Kansas City Fed President Esther George is the conference host, and she is the most hawkish one. She said that the broad based employment gains suggest that the U.S. economy is strong enough to withstand any higher interest rates.

She recently said, “We have seen significant progress in the labor market over the last three years, and particularly this year. As we look at the healing we’ve seen in the economy and that progress, we’re in a good place to begin talking about normalization.”

Meanwhile, the Philadelphia Fed President Charles Plosser, who voted against the Fed’s policy statements last month, said that the centerpiece of policy and their relationship with the inflation isn’t strong. He said he’s concerned about the Fed not adjusting the policy appropriately.

Yellen has regularly cited weak labor markets as a scourge of the economy that she’s trying to boost with easy monetary policy. The conference’s theme is labor markets and Yellen’s speech will be the main event of the first full day of the conference.

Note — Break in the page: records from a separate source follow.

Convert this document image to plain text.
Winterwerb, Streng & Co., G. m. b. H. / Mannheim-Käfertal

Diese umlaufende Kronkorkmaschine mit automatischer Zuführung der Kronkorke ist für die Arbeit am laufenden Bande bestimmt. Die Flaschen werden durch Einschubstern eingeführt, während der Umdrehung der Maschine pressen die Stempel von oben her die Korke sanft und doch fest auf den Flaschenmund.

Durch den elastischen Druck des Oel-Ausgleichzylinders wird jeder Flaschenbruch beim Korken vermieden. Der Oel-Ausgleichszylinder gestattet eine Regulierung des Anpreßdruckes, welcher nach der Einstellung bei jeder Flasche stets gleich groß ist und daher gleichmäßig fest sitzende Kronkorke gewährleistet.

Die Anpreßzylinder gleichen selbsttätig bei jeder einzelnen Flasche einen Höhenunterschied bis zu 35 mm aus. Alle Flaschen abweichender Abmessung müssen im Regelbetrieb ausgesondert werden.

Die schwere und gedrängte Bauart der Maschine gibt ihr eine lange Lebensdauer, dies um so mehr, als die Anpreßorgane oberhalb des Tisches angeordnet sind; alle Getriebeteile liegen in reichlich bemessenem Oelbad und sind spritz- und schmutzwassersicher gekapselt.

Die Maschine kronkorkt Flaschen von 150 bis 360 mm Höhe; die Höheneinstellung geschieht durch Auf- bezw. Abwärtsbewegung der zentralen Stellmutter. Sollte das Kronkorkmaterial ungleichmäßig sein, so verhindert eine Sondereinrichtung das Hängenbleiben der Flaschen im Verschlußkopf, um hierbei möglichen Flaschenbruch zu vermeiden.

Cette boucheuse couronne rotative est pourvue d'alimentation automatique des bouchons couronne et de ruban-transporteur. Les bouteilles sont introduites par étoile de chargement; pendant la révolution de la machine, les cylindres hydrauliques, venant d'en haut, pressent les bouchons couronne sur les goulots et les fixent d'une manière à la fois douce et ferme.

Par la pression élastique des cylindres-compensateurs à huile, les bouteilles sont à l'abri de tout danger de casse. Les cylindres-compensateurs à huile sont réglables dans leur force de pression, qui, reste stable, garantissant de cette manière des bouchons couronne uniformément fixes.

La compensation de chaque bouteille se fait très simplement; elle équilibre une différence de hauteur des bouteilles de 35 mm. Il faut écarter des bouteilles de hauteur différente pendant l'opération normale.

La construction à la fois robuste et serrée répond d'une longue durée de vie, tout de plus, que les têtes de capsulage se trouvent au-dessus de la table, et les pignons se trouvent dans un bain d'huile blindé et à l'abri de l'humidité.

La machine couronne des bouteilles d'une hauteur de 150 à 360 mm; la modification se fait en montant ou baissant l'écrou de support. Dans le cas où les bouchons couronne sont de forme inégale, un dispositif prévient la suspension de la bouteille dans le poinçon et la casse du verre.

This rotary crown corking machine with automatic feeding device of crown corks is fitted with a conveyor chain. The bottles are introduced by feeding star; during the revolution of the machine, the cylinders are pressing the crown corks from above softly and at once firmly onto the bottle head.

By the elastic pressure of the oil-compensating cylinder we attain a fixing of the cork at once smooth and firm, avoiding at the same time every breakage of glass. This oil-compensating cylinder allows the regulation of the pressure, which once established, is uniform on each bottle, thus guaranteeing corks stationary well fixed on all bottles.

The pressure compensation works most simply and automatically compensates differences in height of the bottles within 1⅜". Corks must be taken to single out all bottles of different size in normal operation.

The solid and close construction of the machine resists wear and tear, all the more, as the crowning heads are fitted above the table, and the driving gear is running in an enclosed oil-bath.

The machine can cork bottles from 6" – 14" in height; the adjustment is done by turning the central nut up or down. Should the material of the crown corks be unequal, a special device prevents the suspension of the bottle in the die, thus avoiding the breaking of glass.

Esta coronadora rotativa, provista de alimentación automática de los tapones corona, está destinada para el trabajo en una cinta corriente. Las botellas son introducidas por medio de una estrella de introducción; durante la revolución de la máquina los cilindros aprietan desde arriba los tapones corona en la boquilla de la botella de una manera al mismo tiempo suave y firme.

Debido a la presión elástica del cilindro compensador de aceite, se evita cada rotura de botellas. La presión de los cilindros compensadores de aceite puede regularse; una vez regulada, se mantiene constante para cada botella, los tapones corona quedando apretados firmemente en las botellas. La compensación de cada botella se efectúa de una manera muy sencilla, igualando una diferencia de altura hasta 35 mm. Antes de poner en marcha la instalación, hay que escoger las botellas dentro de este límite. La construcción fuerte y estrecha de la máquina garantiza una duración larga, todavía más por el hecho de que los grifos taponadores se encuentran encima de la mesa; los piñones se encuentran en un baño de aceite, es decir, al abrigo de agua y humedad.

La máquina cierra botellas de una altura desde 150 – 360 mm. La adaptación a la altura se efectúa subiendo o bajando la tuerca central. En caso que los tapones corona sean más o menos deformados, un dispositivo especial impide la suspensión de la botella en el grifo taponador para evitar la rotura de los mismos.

European Central Bank (ECB) President Mario Draghi will deliver the keynote during luncheon speech tomorrow. Draghi said that this month’s policy makers have intensified the preparation to buy asset backed securities (ABS). In June, the bank had introduced targeted long-term refinancing operations (TLTRO) to improve bank lending in the non-financial private sector.

But one thing we need to notice is that the conference is lacking Wall Street participants for the first time ever.

It’s a clear “risk on” now with the rise in Standard & Poor’s 500 Index to a record rate. Meanwhile oil advanced with bonds, amid optimism that the Fed is committed to supporting a strengthening economy. Gold sank to a two-month low.

The S&P 500 added 0.3% overnight for a fourth day of gains, its longest streak since June. Data from housing to employment and manufacturing bolstered optimism that the growth in the world’s largest economy is accelerating a day after minutes from the Federal Reserve’s last meeting reinforced the central bank’s commitment to supporting the recovery. Chair Janet Yellen speaks on the labor market today as investors look for clues on the timing of higher interest rates.